Our final day of riding began with a walk to the Konstanz train station where we caught a Swiss train to Diessenhofen. Corinna met us there with the van and bikes and we set off, crossing the Rhine on a covered bridge to the right bank to begin our ride back to Konstanz, basically paralleling the Rhine and the Untersee. After some uphill riding on packed gravel and then downhill, we stopped at the Swiss town of Stein am Rhein, where we visited a chocolate shop. It was too tempting not to take some home for myself and for gifts. After perusing the town with its many interesting buildings, it was on the road again. Things went fine for a while, but some confusing directions sent me on a detour. Fortunately Aernoud showed up to rescue me, and we were soon on the bike path again, crossing back into Germany. This took us to a group picnic at that Corinna had prepared at Iznang overlooking the Rhine. We finished our lunch and headed back to Konstanz through countryside similar to what we had done all week. There were some confusing directions toward the end, but Aernoud was there to explain things, and it was straight on to the construction detour from yesterday at which we now were past masters, though entering from a different direction, then to the rail line and the bike path to Konstanz, and finally the hotel. Riding had now come to an end; only a sausage, as the cue sheets informed us, has two. After turning in our bikes and cleaning up, we had our farewell dinner at the hotel restaurant, at the end of which Aernoud and Corinna sang us a farewell serenade, and we thus ended our biking on a harmonious note. 

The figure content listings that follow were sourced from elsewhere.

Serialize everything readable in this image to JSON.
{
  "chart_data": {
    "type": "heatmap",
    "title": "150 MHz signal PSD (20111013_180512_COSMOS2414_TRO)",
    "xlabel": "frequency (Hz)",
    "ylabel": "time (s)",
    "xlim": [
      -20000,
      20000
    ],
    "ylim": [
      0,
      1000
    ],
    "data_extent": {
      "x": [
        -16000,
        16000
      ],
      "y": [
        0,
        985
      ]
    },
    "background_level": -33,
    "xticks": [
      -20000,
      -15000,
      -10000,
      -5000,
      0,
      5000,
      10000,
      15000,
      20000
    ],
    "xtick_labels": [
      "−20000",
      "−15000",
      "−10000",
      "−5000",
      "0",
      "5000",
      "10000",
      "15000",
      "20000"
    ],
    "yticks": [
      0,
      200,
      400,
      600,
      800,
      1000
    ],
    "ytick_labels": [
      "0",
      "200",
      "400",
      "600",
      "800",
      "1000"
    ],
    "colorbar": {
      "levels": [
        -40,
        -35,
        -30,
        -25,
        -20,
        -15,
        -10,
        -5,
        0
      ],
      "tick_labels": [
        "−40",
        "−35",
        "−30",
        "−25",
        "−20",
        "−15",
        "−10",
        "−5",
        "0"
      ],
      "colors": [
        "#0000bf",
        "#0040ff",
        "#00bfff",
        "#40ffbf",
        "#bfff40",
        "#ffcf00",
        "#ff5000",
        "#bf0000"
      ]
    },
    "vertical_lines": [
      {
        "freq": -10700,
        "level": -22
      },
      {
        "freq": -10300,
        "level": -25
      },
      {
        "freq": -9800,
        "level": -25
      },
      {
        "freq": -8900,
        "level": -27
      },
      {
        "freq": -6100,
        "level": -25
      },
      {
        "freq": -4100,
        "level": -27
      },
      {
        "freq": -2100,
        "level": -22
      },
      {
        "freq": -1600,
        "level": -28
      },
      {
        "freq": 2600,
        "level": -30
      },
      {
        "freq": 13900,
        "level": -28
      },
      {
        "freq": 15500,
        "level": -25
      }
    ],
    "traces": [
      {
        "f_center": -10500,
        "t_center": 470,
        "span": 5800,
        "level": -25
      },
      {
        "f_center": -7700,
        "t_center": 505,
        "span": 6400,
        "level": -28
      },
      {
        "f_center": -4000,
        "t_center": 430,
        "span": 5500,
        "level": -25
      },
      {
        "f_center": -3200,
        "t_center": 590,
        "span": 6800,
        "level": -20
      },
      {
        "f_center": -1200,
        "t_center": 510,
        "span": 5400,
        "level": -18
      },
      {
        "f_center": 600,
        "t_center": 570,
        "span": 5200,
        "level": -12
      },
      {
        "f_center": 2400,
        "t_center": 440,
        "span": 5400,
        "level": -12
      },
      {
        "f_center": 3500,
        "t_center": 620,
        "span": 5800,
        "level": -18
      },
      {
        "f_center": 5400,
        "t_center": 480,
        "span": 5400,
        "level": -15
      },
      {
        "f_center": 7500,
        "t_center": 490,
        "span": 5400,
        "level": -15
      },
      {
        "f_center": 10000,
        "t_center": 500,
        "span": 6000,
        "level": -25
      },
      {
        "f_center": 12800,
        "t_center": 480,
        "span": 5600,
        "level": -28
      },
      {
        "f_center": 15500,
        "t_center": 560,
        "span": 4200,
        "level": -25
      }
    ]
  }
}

But wait; there’s more! The schedule for the next day was to explore Konstanz. Aernoud walked us over the pedestrian bridge to the old town to meet our guide for the day who failed to appear, so Aernoud did extra duty and showed us around the old town. Somewhere mid-tour my camera battery ran low and I discovered I had forgotten to bring the spare, so after Aernoud finished with us I trekked back to the hotel to retrieve the extra battery, then returned to Konstanz to explore on my own. Of more than passing interest was the revolving 1993 statue of Imperia, erected to commemorate the fifteenth century Council of Constance, whose purpose was (primarily) to end the papal schism and create one legitimate pope. Lasting for several years, it afforded the participants ample opportunity to savor the fleshly delights of the town, so the prostitute Imperia holds a prelate in one hand and in the other a king. Spent  the better part of the day looking around, including lunch at a harborside restaurant before returning to the hotel. Relaxed a bit, then had dinner at Holly’s, followed by, of course, some gelato from Holly’s gelato bar. Walked the riverfront a little then returned to my room and to bed.